The Michigan Department of Corrections does not get to pay reduced attorney fees to volunteer lawyers who represented two freelance journalists in a freedom of information case. The Michigan Supreme Court issued that decision Wednesday in a 5-2 vote.
In this case, the two journalists were seeking security camera video of an altercation where inmate Dustin Szot was killed. The case was extensively litigated and the Michigan Department of Corrections released a video with the participants’ faces digitally obscured.
The Honigman law firm billed the state based on their attorneys’ typical fee schedule. The corrections department balked and said the fact that the attorneys were acting pro bono should reduce the costs.
The Supreme Court majority held the fact that attorneys are acting pro bono should not help determine how much the losing party pays in attorney costs.

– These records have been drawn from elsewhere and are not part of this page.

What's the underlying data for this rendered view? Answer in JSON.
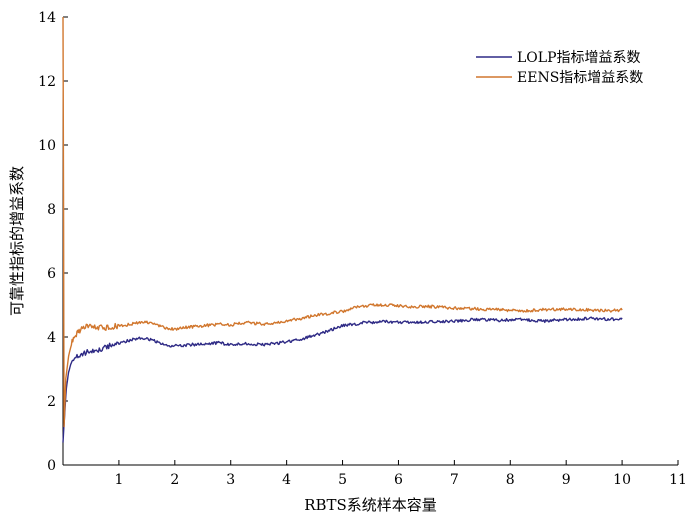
{
  "chart_data": {
    "type": "line",
    "xlabel": "RBTS系统样本容量",
    "ylabel": "可靠性指标的增益系数",
    "xlim": [
      0,
      11
    ],
    "ylim": [
      0,
      14
    ],
    "xticks": [
      1,
      2,
      3,
      4,
      5,
      6,
      7,
      8,
      9,
      10,
      11
    ],
    "yticks": [
      0,
      2,
      4,
      6,
      8,
      10,
      12,
      14
    ],
    "grid": false,
    "legend_position": "top-right",
    "series": [
      {
        "name": "LOLP指标增益系数",
        "color": "#2e2a85",
        "x": [
          0,
          0.03,
          0.06,
          0.1,
          0.15,
          0.2,
          0.3,
          0.4,
          0.5,
          0.6,
          0.7,
          0.8,
          0.9,
          1.0,
          1.2,
          1.4,
          1.6,
          1.8,
          2.0,
          2.2,
          2.5,
          2.8,
          3.0,
          3.3,
          3.6,
          4.0,
          4.3,
          4.6,
          5.0,
          5.4,
          5.8,
          6.2,
          6.6,
          7.0,
          7.4,
          7.8,
          8.2,
          8.6,
          9.0,
          9.4,
          9.8,
          10.0
        ],
        "y": [
          0.7,
          1.6,
          2.4,
          2.9,
          3.2,
          3.35,
          3.4,
          3.5,
          3.55,
          3.6,
          3.62,
          3.7,
          3.75,
          3.8,
          3.9,
          3.98,
          3.9,
          3.75,
          3.72,
          3.75,
          3.78,
          3.82,
          3.75,
          3.8,
          3.75,
          3.85,
          3.95,
          4.1,
          4.35,
          4.45,
          4.48,
          4.45,
          4.48,
          4.5,
          4.55,
          4.52,
          4.55,
          4.5,
          4.55,
          4.58,
          4.55,
          4.58
        ]
      },
      {
        "name": "EENS指标增益系数",
        "color": "#d1772e",
        "x": [
          0,
          0.02,
          0.05,
          0.1,
          0.15,
          0.2,
          0.25,
          0.3,
          0.4,
          0.5,
          0.6,
          0.7,
          0.8,
          0.9,
          1.0,
          1.2,
          1.4,
          1.6,
          1.8,
          2.0,
          2.2,
          2.5,
          2.8,
          3.0,
          3.3,
          3.6,
          4.0,
          4.3,
          4.6,
          5.0,
          5.3,
          5.6,
          5.9,
          6.2,
          6.6,
          7.0,
          7.4,
          7.8,
          8.2,
          8.6,
          9.0,
          9.4,
          9.8,
          10.0
        ],
        "y": [
          14.0,
          1.2,
          2.7,
          3.4,
          3.8,
          3.95,
          4.1,
          4.2,
          4.3,
          4.35,
          4.3,
          4.28,
          4.3,
          4.32,
          4.35,
          4.4,
          4.45,
          4.45,
          4.3,
          4.25,
          4.3,
          4.35,
          4.4,
          4.38,
          4.45,
          4.4,
          4.5,
          4.6,
          4.7,
          4.8,
          4.95,
          5.0,
          5.0,
          4.95,
          4.95,
          4.9,
          4.88,
          4.85,
          4.82,
          4.85,
          4.88,
          4.85,
          4.82,
          4.85
        ]
      }
    ]
  }
}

“When an attorney agrees to represent a client pro bono, the pro bono nature of the representation should not have any effect on the quality of representation provided or the time spent on the case,” read the opinion written by Justice Kyra Bolden and signed by Chief Justice Elizabeth Clement as well as Justices Richard Bernstein, Megan Cavanagh and Elizabeth Welch. “Therefore, we conclude that whether a client is represented pro bono is never a valid consideration when calculating a reasonable fee award.”
The decision was good news to Marla Linderman Richelew with the Michigan Association for Justice, which filed an amicus brief in the case. She said the decision encourages government agencies to comply with freedom of information laws – and it allows attorneys to do more pro bono work.
“Because they did good and something like this happens, they can do more good,” she told Michigan Public Radio. She said it will also help ensure law firms assign attorneys with appropriate experience to work on the most complicated cases.
Justices Brian Zahra and David Viviano held a different view. Their dissenting opinion said pro bono work is taken on with the expectation of reduced or no fees.
“The Court’s holding today blurs the line between ‘pro bono’ work and work performed for a contingency fee,” reads their dissent. “This also creates a strong, and seemingly perverse, incentive for lawyers and law firms to focus their pro bono activities in areas where they can expect to recover attorney fees rather than in the many diverse areas of the law where pro bono services are desperately needed.”